In the Hallmark movie, Clara, a laid-off art teacher, comes home to run her family's confectionary.  Clara runs into an old boyfriend Logan who had recently retired from the military; they had broken up over his enlistment (without telling her). Clara hires a motivated assistant, Jay, who finds her late beloved paternal grandfather's unknown journal which details his love for Martha, a woman he met before Clara's grandmother.  Long story short, Jerry (the grandfather} comes back from war to find Martha had moved on, starting her own family. Clara and Logan eventually track down Martha, feeling she had the right to know about Jerry's feelings for her. At this time, it's confusing to me how Martha fits into the story, unless it has something to do with Clara's relationship with Logan.

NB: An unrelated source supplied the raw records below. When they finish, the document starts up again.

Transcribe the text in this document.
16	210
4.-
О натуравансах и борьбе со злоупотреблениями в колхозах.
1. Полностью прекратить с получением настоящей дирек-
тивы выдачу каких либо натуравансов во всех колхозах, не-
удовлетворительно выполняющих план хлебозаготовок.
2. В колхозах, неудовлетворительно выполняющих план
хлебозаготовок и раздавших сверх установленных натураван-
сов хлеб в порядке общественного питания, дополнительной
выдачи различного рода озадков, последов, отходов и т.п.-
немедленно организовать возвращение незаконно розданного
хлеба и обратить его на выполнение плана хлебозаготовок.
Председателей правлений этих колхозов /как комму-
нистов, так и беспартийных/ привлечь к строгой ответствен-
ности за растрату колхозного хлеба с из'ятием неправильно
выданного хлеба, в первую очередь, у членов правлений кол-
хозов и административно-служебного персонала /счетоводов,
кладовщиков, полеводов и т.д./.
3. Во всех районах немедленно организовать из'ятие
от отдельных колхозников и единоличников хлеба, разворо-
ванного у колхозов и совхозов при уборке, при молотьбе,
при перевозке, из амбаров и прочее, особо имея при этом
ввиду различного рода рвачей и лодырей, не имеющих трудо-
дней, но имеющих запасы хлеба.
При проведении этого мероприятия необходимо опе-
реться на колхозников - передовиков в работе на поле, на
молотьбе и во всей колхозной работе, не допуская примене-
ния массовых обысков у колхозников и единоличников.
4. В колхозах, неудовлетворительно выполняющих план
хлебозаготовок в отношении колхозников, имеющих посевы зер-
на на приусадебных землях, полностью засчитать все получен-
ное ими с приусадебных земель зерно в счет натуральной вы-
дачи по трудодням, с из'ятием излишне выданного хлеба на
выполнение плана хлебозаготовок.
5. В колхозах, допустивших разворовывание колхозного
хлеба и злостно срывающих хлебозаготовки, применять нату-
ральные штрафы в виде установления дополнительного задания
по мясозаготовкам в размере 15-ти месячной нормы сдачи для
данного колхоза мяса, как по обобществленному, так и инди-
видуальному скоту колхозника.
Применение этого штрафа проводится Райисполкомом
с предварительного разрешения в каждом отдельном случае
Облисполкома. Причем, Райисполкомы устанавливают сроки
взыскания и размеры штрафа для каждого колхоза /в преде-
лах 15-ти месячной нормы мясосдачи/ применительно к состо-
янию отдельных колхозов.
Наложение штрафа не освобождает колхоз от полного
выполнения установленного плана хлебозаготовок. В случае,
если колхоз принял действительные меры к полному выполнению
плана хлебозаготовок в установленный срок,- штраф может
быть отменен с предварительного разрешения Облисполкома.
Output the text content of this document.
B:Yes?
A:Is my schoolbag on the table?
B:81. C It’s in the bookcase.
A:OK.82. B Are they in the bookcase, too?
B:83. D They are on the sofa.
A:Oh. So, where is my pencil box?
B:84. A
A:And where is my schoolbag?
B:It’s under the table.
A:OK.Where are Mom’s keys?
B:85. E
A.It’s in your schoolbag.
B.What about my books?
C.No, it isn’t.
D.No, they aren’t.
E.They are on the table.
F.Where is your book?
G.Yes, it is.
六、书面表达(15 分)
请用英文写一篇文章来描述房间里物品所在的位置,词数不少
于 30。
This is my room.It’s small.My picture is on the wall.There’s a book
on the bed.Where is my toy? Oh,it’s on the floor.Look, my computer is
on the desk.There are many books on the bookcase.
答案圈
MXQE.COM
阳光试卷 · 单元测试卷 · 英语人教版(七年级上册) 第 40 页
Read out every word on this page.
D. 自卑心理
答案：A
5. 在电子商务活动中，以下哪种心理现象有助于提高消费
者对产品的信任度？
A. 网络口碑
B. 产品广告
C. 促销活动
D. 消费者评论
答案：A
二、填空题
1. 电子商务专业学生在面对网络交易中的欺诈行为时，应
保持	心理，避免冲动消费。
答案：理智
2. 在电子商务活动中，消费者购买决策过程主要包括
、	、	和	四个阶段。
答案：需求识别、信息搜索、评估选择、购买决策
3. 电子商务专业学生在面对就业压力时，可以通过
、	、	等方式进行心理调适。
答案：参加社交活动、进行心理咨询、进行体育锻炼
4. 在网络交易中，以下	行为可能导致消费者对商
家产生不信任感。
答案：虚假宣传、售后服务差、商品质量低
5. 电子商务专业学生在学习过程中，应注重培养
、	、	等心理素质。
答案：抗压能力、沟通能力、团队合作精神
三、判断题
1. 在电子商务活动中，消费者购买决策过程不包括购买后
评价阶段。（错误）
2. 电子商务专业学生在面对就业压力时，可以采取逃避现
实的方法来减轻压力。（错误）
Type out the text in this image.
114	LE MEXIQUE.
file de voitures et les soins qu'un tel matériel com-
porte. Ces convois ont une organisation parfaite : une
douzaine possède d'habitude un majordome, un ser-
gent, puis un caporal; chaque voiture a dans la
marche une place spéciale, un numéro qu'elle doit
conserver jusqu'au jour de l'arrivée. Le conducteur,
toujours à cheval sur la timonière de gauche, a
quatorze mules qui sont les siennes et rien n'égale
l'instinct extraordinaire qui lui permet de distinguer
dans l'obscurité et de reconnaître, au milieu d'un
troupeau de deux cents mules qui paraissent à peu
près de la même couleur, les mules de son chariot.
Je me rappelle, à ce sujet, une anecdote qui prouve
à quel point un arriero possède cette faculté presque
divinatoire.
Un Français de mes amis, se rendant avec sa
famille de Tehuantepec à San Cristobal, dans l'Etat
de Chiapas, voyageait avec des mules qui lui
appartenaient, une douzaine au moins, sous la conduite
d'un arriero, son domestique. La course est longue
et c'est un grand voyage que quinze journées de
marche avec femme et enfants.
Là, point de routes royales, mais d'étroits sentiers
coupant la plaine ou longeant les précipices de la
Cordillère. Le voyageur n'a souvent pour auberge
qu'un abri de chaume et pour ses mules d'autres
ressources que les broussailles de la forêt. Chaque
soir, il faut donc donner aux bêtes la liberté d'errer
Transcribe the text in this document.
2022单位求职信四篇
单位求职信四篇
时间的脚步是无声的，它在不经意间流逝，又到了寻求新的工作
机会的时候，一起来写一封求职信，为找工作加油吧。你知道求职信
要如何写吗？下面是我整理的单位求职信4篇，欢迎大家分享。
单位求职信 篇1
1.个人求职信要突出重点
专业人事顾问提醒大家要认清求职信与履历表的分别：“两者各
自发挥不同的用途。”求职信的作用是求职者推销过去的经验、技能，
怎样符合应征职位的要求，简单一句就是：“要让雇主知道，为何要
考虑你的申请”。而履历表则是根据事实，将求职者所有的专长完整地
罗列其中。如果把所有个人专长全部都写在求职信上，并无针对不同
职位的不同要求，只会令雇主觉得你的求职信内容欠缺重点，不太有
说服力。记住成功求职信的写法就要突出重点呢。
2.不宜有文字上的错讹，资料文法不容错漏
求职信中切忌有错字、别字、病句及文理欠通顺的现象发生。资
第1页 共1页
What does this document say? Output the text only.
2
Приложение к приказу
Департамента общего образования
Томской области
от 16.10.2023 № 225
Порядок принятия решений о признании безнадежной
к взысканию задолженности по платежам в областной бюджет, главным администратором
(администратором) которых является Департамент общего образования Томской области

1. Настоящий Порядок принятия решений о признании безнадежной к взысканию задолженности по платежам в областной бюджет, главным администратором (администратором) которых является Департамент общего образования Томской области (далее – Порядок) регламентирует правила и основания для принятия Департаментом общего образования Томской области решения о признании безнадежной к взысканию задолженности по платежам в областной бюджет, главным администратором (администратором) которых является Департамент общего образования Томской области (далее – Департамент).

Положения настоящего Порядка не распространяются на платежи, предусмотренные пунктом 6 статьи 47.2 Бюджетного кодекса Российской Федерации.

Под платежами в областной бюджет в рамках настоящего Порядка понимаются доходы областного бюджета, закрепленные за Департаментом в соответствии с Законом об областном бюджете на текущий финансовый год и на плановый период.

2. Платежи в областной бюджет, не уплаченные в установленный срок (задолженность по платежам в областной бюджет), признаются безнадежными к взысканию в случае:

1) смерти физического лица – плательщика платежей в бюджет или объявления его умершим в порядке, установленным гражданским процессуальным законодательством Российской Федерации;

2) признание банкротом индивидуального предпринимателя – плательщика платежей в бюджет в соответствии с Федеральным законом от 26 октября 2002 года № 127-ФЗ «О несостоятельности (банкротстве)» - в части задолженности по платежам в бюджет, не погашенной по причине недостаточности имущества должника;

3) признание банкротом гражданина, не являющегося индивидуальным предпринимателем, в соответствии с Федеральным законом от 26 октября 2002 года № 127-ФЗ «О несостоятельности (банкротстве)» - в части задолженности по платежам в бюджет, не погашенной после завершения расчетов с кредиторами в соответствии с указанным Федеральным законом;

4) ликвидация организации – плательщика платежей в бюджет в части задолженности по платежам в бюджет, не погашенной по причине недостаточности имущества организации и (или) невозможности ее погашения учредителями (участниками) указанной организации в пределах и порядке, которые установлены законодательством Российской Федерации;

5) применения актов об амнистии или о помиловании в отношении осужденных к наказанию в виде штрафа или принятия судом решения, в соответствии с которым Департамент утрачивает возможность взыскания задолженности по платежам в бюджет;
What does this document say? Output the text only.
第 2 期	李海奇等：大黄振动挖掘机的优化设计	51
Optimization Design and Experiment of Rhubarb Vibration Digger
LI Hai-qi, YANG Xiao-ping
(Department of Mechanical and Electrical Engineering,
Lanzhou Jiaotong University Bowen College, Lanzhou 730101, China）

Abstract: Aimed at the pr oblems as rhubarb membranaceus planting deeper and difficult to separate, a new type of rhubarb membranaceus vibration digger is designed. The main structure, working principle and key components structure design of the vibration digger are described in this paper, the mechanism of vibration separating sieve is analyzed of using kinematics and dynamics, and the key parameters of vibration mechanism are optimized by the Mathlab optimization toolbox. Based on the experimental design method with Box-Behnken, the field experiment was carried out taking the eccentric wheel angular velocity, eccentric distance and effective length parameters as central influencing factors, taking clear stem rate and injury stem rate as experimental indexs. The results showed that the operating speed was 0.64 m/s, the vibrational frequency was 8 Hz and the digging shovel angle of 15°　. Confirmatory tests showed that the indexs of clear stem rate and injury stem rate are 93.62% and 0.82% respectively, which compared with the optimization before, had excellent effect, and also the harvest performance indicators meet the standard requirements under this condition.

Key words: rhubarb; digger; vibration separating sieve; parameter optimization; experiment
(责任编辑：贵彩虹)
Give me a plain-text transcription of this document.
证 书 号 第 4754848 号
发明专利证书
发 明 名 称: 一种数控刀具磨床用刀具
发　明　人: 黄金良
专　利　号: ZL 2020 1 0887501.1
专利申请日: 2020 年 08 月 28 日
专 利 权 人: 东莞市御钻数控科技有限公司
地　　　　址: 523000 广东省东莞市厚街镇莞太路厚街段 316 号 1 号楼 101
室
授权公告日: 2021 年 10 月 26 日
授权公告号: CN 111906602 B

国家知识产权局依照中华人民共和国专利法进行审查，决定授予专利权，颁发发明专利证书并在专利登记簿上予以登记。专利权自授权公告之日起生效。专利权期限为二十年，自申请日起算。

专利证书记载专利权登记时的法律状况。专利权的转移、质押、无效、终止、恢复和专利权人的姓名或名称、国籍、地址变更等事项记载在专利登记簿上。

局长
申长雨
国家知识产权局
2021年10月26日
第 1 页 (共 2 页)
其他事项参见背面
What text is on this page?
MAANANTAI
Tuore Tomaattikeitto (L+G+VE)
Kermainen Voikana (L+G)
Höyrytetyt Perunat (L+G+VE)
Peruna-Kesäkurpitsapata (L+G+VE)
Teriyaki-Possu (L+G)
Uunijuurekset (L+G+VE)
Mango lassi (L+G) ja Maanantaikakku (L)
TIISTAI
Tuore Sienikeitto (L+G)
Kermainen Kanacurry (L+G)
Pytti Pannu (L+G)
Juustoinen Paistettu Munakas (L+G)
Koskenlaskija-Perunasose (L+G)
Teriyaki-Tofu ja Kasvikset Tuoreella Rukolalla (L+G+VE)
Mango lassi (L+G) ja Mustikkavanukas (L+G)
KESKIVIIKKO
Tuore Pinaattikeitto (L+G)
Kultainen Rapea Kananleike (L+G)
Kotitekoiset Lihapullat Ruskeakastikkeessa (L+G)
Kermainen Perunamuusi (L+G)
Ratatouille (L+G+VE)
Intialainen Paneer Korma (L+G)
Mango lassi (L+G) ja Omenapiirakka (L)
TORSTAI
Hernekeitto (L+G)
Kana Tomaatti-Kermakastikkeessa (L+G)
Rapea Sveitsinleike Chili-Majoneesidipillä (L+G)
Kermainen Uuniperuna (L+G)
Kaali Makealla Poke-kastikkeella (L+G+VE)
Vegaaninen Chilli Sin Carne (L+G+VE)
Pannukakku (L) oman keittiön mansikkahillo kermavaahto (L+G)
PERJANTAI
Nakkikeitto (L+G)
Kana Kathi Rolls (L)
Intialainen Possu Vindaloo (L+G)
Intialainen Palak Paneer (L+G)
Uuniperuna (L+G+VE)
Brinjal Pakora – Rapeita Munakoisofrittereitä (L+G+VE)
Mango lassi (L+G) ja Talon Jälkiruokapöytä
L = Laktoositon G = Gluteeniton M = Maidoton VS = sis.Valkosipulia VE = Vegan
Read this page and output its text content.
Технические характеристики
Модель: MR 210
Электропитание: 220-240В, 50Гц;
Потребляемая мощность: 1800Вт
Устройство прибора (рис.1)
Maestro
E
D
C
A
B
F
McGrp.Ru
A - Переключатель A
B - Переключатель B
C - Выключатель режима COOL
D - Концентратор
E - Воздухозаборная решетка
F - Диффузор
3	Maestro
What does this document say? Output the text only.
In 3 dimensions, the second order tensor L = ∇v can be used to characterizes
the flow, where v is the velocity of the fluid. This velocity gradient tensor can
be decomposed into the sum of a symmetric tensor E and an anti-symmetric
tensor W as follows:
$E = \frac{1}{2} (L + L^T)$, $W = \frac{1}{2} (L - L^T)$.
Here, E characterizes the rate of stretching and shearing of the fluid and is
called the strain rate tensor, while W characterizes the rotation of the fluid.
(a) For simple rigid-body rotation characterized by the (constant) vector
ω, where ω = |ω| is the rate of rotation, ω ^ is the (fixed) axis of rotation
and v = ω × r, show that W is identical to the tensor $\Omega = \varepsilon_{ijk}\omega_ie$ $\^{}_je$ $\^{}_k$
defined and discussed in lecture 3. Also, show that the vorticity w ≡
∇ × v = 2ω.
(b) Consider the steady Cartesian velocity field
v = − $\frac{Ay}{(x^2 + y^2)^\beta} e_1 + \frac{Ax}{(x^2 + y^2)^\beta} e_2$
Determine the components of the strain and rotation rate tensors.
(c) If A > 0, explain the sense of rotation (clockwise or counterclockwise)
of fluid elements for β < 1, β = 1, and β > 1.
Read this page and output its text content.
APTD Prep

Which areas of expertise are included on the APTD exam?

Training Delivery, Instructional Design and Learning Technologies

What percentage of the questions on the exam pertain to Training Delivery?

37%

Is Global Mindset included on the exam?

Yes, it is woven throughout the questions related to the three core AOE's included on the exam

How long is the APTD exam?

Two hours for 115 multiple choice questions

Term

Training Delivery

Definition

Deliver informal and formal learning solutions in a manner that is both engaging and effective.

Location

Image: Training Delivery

SPOILER: I'm going to describe the ending of the movie here, because I like the twist in storytelling. Martha drops by to tell Clara they had met years later and to leave some mementos of Jerry in an envelope Clara doesn't open immediately. There's some issue at the confectionary (maybe the alarm is tripped). She finds Jay at the store and is wondering he is there so late on Christmas Eve. He explains he had to meet someone nearby. They go into the store, and  Clara opens up how she misses her grandfather, he was gone too soon, and she wishes she had just 5 more minutes more, she had so much she needed to tell him. Jay prompts her, "What would you tell him?"  Clara gushes out her feelings, and Jay tries to comfort her, assuring her Jerry knows. He suddenly says he has to leave and heads into the freshly fallen snow. After he's left, the toy train at the store starts running and dumps open Martha's envelope to Clara, revealing photos of her young grandfather--who is a dead ringer for: Jay... She runs outside after Jay, Grandfather, only to find his footprints have disappeared into the snow.